My previous non-fiction post I firmly put myself in the camp of the AI skeptics – I don’t think we are going anywhere near the AI singularity promised to us by Ray Kurzweil, Elon Musk, Sam Altman or any of the other imbeciles who have taken the reigns of industrialized scientific progress. But in my curiosity of the state of the thinking on the subject, I picked this book up. Eliezer Yudkowsky is a thinker who I seem to like in the abstract, and I want to keep going through his works. This seemed like a good start.

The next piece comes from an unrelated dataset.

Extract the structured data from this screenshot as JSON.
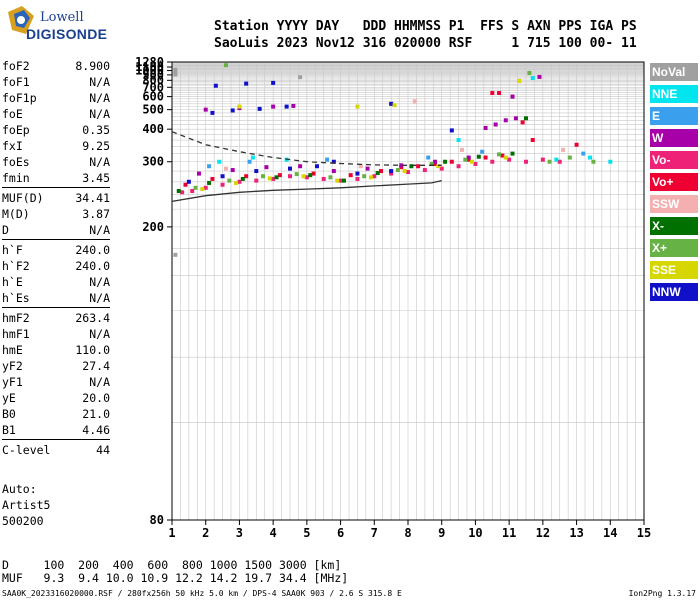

Intentionally and as is the case with so many non-fiction books, the title gives away the whole arguement. The two authors are convinced that AI research needs to stop because, should anyone successfully make it, we will all die. So to talk about this book, I do need to accept the presupposition that the book hinges on – that AI is a technology that can be constructed. I do think it is possible, I just do not think that we are currently on the right track for it, and my opposition to the technology as it stands has a lot more to do with the amount of money and enviornemnt we are currently burning to build this technology, and the societal impacts the fruits of this technology is bearing.
But that being said, if we engage the science-fiction part of our brain and assume that we make an AI and it starts thinking for itself, does Yudkowsky’s and Soares’s arguement about the risk hold water?
Yes. If Kurzweil gets his dream, we really are all fucked. There is not much of a reason why an AI should keep us around, and it absolutely would get rid of us solely because we are in its way. It also feels rather inevitable that we would be in its way, and at some point the elimination of humans would just become a need for it.
But that being said, I am still not terribly worried that this is going to be the outcome of what we are currently doing. The authors would tell me that I cannot say that with any kind of confidence, and I suppose that they are correct. I also do have to consider that things have happened in AI research centers that have spooked AI researchers, and the people in charge of this nascent technology are too stupid to be able to keep this technology sealed off. The question is not weather AI can outsmart you, the question is whether it can outsmart Ketamine addicted Elon Musk and the business minded decision of his board of directors.